Childhood Cancer
The gold ribbon in the child's hands signifies childhood cancer awareness.

80% of Nigerian Children Diagnosed With Childhood Cancer Die

Approximately 40, 000 Nigerian children are diagnosed with different types of childhood cancers annually and 80 percent of them die as a result of poor detection and clinical treatment.

This was disclosed by the founder of the Medicaid Cancer Foundation, and First Lady of Kebbi state, Dr. Zainab-Shinkafi Bagudu, in an interview with THISDAY in Abuja, shortly after a roundtable meeting organised by the foundation to mark this year’s childhood cancer month.

She said about 80 percent of the cases in Nigeria and other low-income countries end up in death, unlike the high-income countries where the cure rate of cancer in children is now about 85 percent.

“In Nigeria, the prevalence is under-documented, but about 40,000 children with cancer die every year and we have other undocumented numbers. Globally there are over 400,000 childhood cancer cases.

“Again that is under-documented because of the poor diagnosis that we are talking about and low index of cases from clinicians and parents. Usually, when children have a fever, they tend to treat malaria and other infections.”

According to her, the under-documentation was because of poor diagnosis and a low index of suspicion from clinicians and even parents some of whom are unaware that cancer exists in children. She said some clinicians tend to treat malaria when children have a recurrent fever before thinking of cancer.

Read Also: Children Cancer Foundation harps on early detection, treatment

She said the best ways to tackle childhood cancer in Nigeria includes awareness creation, and a high index of suspicion by clinicians, adding that the government needs to train more physicians in the field of cancer treatment.

The First Lady said the roundtable was organised to bring key stakeholders such as civil society organisations, survivors, parents of survivors, those doing fundraising for childhood cancers, donor agencies, government officials, the academia, medical associations, and doctors treating patients together to listen to their challenges and also chart a way forward.

She lauded the federal government for including pediatric cancers in national programmes like the cancer health fund, and the chemotherapy access programme.

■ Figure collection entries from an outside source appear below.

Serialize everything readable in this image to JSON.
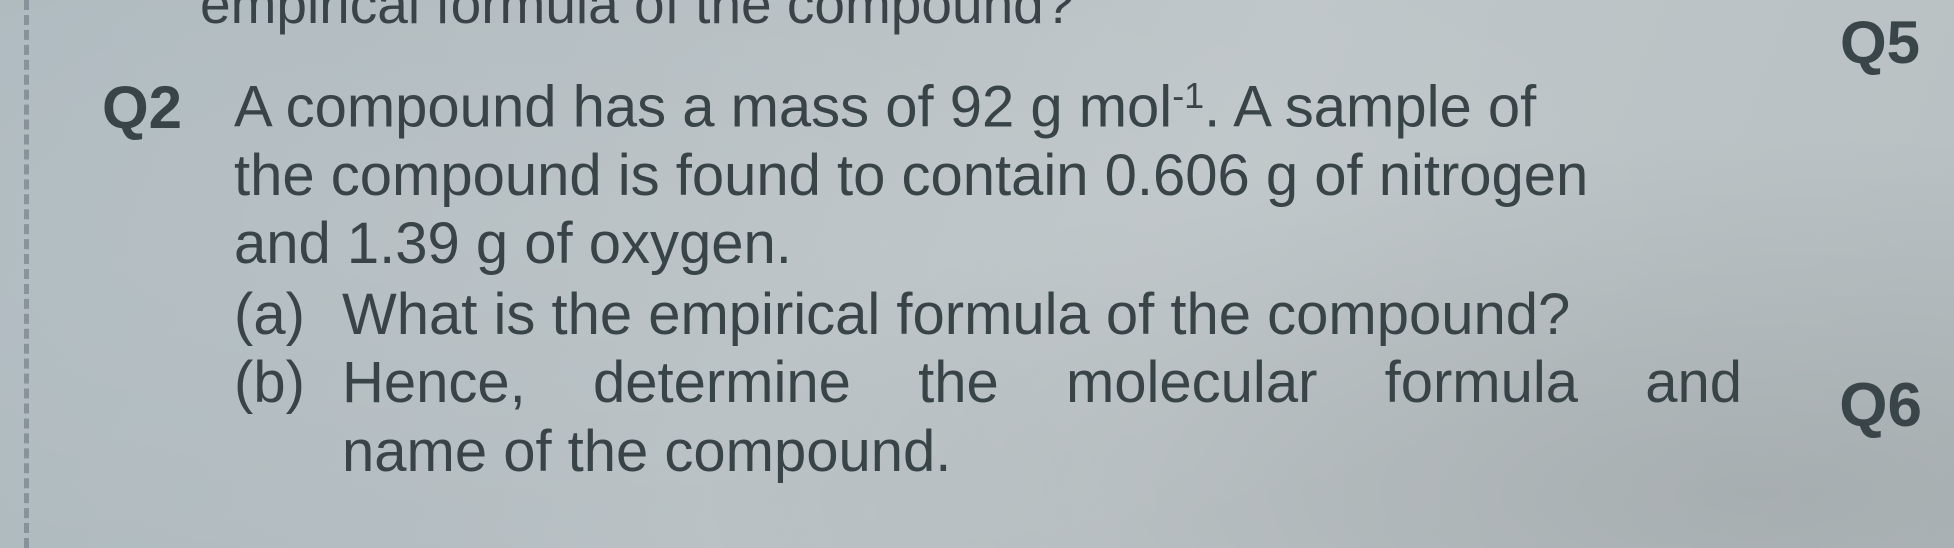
{
  "background_color": "#b7bfc2",
  "text_color": "#394448",
  "font_family": "Arial, Helvetica, sans-serif",
  "body_font_size_pt": 43,
  "label_font_size_pt": 45,
  "label_font_weight": 700,
  "partial_top_fragment": "empirical formula of the compound?",
  "q2": {
    "label": "Q2",
    "line1_before": "A compound has a mass of 92 g mol",
    "line1_sup": "-1",
    "line1_after": ". A sample of",
    "line2": "the compound is found to contain 0.606 g of nitrogen",
    "line3": "and 1.39 g of oxygen.",
    "parts": {
      "a": {
        "label": "(a)",
        "text": "What is the empirical formula of the compound?"
      },
      "b": {
        "label": "(b)",
        "line1": "Hence, determine the molecular formula and",
        "line2": "name of the compound."
      }
    }
  },
  "q5_label": "Q5",
  "q6_label": "Q6"
}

While describing it as one of the major contributions of the federal government to cancer, she said cancer advocates were successful in advocacy for the inclusion of childhood cancer in the list of beneficiaries of these programmes.

Also, Paediatric Oncologist at the National Hospital Abuja, Dr. Adewunmi Oyesakan, also said between 400, 000 to 500, 000 children are affected by childhood cancer annually globally with the majority of them in developing countries and sub-Saharan Africa.

When asked about the situation at the National Hospital in Abuja, Dr. Oyesakan said that there was a growing number of cancer cases among children resulting from tests that were conducted at the facility.